The event is free, and open to the public. It is open to print media, but not television or radio.
According to Dr. Olen Greer, a professor in the School of Accountancy who is helping host the event, Ashcroft specifically requested that no videocameras or recording equipment be allowed into his speech.
"Pencil press is fine," Dr. Greer said. "The public is invited to ask questions, but press may not," he said.
"John said it would be ok for the pencil press to report the event, but not participate in it--they may not ask any questions," according to a note written by Emily Broeman, Ashcroft's manager for speaking engagements.

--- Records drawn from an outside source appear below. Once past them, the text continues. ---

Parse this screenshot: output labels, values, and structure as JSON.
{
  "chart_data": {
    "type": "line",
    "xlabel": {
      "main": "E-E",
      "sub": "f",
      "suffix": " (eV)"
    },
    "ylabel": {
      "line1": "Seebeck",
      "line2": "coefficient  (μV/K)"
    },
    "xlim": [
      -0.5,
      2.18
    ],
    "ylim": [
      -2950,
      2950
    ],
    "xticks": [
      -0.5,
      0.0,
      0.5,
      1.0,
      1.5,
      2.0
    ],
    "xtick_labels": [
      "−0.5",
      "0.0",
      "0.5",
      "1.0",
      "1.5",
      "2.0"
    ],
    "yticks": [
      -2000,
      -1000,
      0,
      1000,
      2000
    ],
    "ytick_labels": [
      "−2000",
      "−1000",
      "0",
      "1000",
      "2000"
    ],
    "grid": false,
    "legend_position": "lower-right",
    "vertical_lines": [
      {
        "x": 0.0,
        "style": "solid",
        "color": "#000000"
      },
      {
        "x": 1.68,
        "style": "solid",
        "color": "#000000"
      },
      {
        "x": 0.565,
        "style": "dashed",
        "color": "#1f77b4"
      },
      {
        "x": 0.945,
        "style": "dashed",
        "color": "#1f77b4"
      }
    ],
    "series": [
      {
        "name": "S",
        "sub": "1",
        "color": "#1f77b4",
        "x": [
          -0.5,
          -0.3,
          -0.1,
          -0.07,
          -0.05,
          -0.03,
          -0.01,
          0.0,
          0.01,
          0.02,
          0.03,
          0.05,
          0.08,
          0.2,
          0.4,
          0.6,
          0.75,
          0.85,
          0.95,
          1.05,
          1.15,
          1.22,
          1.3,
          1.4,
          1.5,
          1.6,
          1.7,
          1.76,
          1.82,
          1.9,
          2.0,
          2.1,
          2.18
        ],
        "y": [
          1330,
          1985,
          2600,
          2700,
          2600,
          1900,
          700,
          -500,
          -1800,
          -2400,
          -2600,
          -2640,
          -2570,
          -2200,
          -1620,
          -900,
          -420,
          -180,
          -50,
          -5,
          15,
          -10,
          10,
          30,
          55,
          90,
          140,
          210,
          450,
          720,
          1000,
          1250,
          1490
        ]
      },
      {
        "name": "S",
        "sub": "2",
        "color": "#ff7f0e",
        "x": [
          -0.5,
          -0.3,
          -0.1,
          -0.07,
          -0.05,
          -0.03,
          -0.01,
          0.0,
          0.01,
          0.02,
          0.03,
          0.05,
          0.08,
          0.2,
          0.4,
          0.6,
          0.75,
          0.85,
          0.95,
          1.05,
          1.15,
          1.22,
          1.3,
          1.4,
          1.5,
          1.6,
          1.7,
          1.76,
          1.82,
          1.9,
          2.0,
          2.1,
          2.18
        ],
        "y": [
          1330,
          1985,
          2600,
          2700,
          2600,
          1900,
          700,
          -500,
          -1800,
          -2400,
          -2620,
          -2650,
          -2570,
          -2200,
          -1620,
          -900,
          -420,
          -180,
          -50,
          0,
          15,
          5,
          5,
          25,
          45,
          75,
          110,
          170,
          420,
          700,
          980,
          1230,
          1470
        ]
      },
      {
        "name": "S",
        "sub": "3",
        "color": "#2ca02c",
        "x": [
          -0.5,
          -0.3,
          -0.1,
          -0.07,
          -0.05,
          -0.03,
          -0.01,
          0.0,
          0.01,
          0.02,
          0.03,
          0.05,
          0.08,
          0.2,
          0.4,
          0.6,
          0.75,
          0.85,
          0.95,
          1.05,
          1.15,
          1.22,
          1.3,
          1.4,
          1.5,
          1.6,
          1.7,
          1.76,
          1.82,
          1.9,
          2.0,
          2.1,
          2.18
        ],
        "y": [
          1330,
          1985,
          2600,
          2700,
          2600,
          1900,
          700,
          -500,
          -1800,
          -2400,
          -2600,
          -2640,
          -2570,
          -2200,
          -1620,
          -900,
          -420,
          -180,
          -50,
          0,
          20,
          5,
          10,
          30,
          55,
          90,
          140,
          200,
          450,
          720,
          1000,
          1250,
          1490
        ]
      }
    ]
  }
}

Dr. Greer said he was hoping broadcast media would cover the event. "I'd like you to cover it, what we were hoping for is an opportunity to publicize this conference we are having. But these are the rules agreed to in our contract with Mr. Ashcroft," Greer explained.
I am amazed (but somehow not surprised) that event organizers have the nerve to beg for coverage of the event when they are telling the broadcast media it cannot do what it needs to do in order to provide adequate coverage of it.
As for Ashcroft not answering questions from the media- he never did. I had the opportunity to interview him several times and cannot ever remember him answering a straight question. If his point of the day was "We must stay the course and reduce taxes," and I asked him, "What are we going to do about increased crime in Missouri?" he would answer "We must stay the course and reduce taxes."
My suggestion to the broadcast media would be to ignore Ashcroft and report on news that actually means something to your viewers.